Hard alloy end mills are commonly employed for milling zirconia prostheses in dentistry. Nano-diamond-coated milling bits ensure high processing efficiency, accuracy, extended tool life, and reduced processing costs. This study aims at comparing various effects of cutting dental zirconia with nano-diamond-coated and ordinary milling bits. Two types of milling bits, one with nano-diamond coating and one without, were used to cut the dental zirconia green blanks (Ø98.5 mm, thickness: 25 mm) at three different speeds (1000, 1500, and 2000 rpm) in a dental milling machine. The unsintered and sintered zirconia surfaces were evaluated with glossmeter, optical profilometer for surface roughness, SEM, and EDX. The glossiness of the sintered zirconia block was statistically higher than that of the unsintered block (p < 0.05).
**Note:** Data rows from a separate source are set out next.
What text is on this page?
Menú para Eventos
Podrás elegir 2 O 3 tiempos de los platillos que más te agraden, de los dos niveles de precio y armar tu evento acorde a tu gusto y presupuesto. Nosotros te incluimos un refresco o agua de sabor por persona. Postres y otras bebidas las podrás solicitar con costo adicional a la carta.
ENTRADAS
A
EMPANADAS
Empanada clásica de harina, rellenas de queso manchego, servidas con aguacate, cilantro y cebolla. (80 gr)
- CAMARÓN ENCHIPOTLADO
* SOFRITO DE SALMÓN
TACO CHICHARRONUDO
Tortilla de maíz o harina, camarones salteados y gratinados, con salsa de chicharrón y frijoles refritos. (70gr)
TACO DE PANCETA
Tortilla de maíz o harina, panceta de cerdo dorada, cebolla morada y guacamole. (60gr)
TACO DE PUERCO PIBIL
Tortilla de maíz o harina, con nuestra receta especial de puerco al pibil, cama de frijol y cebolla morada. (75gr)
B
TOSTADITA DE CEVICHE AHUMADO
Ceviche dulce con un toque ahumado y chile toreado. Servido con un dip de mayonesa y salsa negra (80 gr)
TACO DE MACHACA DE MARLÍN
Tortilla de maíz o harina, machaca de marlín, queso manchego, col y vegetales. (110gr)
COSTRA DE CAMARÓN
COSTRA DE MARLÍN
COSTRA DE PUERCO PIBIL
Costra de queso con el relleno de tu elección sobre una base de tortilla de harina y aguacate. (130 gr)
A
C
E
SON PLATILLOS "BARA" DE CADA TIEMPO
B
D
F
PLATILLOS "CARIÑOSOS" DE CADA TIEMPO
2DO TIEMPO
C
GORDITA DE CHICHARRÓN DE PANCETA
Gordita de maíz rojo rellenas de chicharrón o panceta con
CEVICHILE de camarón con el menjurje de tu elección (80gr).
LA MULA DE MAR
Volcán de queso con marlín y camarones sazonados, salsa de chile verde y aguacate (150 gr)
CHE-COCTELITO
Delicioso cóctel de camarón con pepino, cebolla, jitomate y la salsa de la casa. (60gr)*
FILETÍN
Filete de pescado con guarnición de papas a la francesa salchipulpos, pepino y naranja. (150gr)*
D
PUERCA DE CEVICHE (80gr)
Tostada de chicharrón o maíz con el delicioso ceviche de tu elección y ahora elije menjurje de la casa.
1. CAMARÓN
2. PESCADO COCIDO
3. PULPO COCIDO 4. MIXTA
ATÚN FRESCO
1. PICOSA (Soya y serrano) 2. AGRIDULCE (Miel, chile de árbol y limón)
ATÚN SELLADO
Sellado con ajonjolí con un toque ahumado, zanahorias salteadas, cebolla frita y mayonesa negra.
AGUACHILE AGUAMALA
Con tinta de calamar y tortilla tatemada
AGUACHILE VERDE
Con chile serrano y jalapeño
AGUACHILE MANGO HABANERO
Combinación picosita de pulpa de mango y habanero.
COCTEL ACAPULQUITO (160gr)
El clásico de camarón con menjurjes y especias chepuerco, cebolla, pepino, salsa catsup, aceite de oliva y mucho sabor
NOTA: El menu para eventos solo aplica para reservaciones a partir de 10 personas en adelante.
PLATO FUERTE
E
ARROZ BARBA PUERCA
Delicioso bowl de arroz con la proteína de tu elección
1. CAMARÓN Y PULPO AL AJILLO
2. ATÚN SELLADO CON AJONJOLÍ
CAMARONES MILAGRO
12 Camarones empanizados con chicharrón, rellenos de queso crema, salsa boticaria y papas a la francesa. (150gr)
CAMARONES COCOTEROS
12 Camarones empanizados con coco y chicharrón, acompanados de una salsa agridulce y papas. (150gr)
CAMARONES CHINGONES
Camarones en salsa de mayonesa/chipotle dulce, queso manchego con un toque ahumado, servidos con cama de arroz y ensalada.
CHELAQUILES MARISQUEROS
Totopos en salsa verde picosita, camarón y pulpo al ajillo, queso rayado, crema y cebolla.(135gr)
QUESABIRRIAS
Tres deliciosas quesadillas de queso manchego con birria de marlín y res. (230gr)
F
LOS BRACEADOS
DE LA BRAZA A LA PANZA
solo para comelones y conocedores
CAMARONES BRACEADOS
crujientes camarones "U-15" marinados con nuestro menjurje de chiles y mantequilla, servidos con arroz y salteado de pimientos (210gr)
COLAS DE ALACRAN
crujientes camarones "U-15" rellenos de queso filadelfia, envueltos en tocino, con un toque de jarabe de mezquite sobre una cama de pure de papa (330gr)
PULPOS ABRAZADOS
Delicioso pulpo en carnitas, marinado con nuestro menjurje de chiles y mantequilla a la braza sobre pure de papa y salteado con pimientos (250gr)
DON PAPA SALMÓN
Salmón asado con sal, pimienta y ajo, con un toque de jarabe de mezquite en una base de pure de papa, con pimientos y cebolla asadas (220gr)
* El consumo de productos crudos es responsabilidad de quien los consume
For sintered zirconia, the nano-diamond-coated milling bit yielded a statistically (p < 0.05) higher glossiness in all spindle speeds than uncoated, save for the uncoated milling bit used at 1500 rpm. However, in terms of roughness, only sintering showed to be a statistically significant factor (p < 0.001) outweighing other two factors, and sintered zirconia always yielded lower surface roughness than the unsintered counterpart. Overall, the nano-diamond-coated milling bit can be operated at various speeds, resulting in a higher gloss on the sintered zirconia block, while an ordinary, uncoated milling bit can only achieve the same glossiness at a designated speed. The type of milling bits and the speeds have no significant effect on the surface roughness.